3. Requirements for the public offering of the UCITS units
According to Investment Funds Act § 234 (1) units of a UCITS of a Member State may be offered in Estonia if the offer complies with the requirements of the Investment Funds Act concerning a UCITS, including requirements set for the advertising of the fund, and the following is ensured:
• the possibility to pay dividends or make distributions to unit-holders from the UCITS of the Member State and the ability of unit-holders to demand redemption and re-purchase of units and payment of an amount which corresponds to the unit;
• publication of information concerning the UCITS of the Member State pursuant to the procedure and to the extent provided for in this Act concerning a UCITS.
4. Marketing rules
• all requirements set for the advertising of the investment funds apply (Investment Funds Act § 234 (1));
• the ability of unit-holders to demand redemption and re-purchase of units and payment of an amount which corresponds to the unit must be ensured (Investment Funds Act § 234 (1));
• publication of information concerning the UCITS of the Member State pursuant to the procedure and to the extent provided for in Investment Funds Act concerning a UCITS (Investment Funds Act § 234 (1));
• prospectus must be disclosed and available free of charge (Investment Funds Act § 234 (4));
• fund rules, prospectus, the last semi-annual and annual report of the UCITS must be disclosed (Investment Funds Act § 234 (4)).

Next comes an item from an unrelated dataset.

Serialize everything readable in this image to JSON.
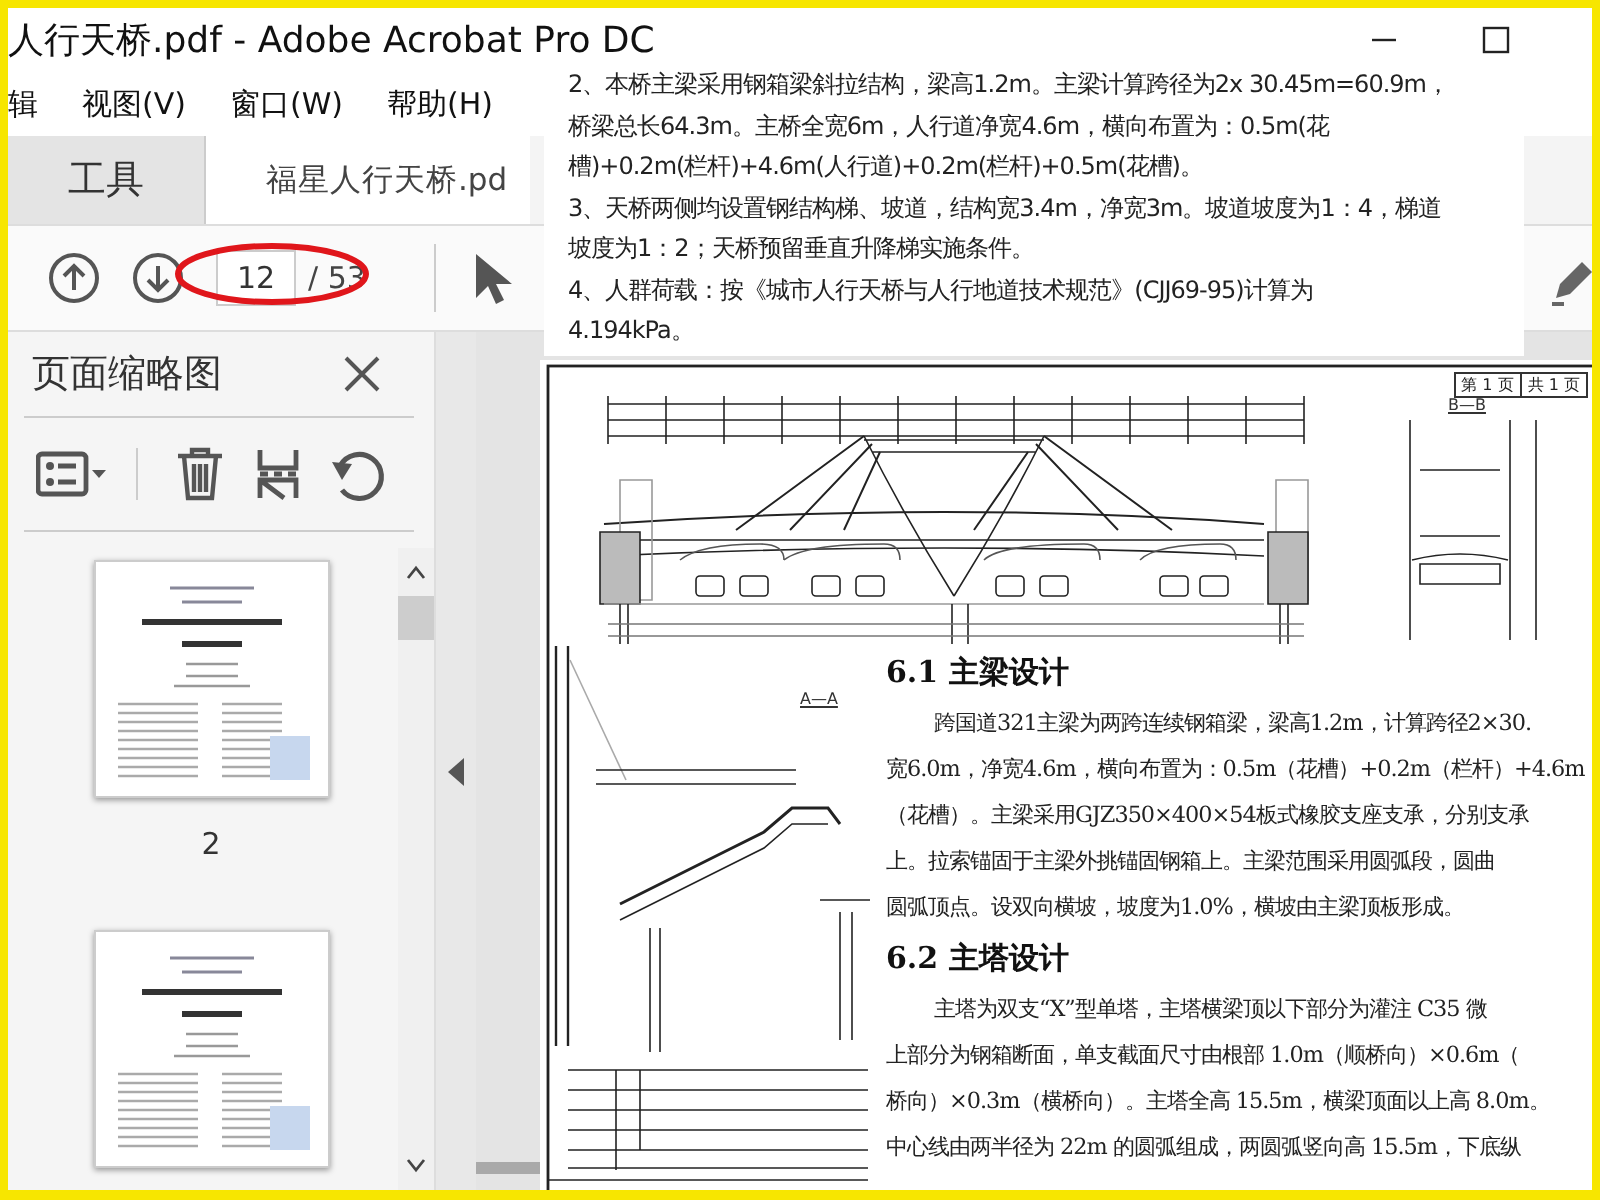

5. Obligation to keep the documents and information up-to-date
According to Investment Funds Act § 225 (1) if significant information contained in prospectuses is changed, a management company shall send the amended prospectuses promptly to the EFSA for its information and at the same time shall publish these pursuant to the procedure provided for in § 224 of Investment Funds Act.
Foreign UCITS shall, in accordance with the laws, regulations and administrative provisions in force in Estonia, take the measures necessary to ensure that facilities are available in Estonia for making payments to unit-holders, repurchasing or redeeming units and making available the information which UCITS are required to provide.
In addition, when a UCITS markets its units in Estonia, it shall provide to investors within the territory Estonia all information and documents which it is required pursuant to Chapter IX of the Directive 2009/65/EC to provide to investors in its home Member State.
6. Conditions for ending marketing/registration
The renouncement of the distribution of fund shares does not require any specific administrative proceedings or permits form EFSA. Still, the fund management company has to assure that the rights of the existing unit holders, who have acquired units of a foreign fund on the course of public offering in Estonia, are secured.
As mentioned above in section 3, these requirements have to be fulfilled also after the renouncement of distribution of fund shares if after the renouncement there are existing shareholders who have acquired units of a foreign fund on the course of public offering in Estonia. These obligations are to be enforced as long as the contractual relationship exists between the parties.